RE: Jesus as Lord - why is this appealing to so many?
February 14, 2018 at 12:22 am
(This post was last modified: February 14, 2018 at 12:25 am by GrandizerII.)
(February 13, 2018 at 9:05 pm)RoadRunner79 Wrote:(February 13, 2018 at 8:05 pm)Grandizer Wrote: Forget the hotel example.
Let's do set theory. Complete as in every possible element of an infinite set of integers (infinite both ways) is already there. How can you add more new elements to the set when it's complete?
You can simultaneously add +1 to each of the elements, sure, and each of the elements will then increase by 1, but it would still be the same infinite size because it's complete (I think, correct me if wrong, guys).

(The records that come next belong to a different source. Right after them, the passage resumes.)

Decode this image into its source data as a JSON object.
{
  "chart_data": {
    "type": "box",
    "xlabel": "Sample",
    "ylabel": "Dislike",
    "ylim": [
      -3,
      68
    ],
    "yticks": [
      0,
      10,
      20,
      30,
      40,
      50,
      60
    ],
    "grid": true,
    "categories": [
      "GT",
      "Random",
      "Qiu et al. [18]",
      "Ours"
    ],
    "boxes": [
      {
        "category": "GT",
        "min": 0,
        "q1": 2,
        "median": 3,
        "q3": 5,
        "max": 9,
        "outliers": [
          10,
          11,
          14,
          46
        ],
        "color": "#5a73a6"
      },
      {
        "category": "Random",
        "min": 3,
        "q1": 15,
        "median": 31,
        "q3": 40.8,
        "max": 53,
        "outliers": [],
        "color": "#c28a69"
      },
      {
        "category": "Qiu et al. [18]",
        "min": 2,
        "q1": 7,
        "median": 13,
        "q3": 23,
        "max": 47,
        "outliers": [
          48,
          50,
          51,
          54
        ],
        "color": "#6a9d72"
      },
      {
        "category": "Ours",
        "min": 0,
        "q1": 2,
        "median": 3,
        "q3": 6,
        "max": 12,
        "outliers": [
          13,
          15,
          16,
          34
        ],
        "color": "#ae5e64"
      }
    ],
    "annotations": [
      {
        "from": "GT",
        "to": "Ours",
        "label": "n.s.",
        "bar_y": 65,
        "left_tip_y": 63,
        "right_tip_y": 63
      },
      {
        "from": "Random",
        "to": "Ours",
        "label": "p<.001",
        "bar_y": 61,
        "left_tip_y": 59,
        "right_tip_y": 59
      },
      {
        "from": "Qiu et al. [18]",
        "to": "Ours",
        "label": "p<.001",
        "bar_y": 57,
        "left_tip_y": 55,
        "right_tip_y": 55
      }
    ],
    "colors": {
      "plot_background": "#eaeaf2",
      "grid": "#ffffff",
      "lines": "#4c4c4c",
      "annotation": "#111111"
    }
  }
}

You ask, how can more numbers be added if it is complete, but by definition an infinite amount is never completed. I think you are switching to sets now, because you can abstractly complete the set just add "..." . You loosely define it, to include any possible integer. You want to increase the set... you just loosen the definition. So you either end up with a contradiction (it is both complete and not complete at the same time in the same way). Or what you mean by complete is not the same. Or you mean infinite in another way.
I switched to sets for your sake, not mine. We can go back to Hilbert's Hotel if that's what you really want. Hilbert's Hotel is completely occupied in terms of all rooms representing each integer from 0 to positive infinity. So represented by the infinite set of all whole numbers. But we can also change the example so that the hotel is infinite both ways, and there are rooms representing negative integers. Doesn't matter.
Complete, in the context of infinity, means every element of the concerned infinite set or sequence or whatever you want to call it, is there. And yes, in mathematics, infinite sets like infinite sets of integers are complete already. But what I cannot do is then represent that literally in writing because then it would be me trying to complete a potential infinity (assuming classical concepts of motion and time). What I write or draw is different from what is in the abstract math world.
But even going back to Existence itself, there is nothing logically impossible about actual infinities existing. So long as they are already complete, I need NOT complete anything. And so logically, it can exist in the real world. That's the logic. What you seem to have a problem with is how can a complete actual infinity be a thing? But this is more a problem with your intuition rather than with logic (so incredulity is not enough, you need to demonstrate on paper that it is a logical problem).
No one can perhaps really fully grasp infinity intuitively, but part of what's amazing about it is that it's counterintuitive. There are no contradictions happening with infinity, only apparent paradoxes. This is expected when we're dealing with infinity.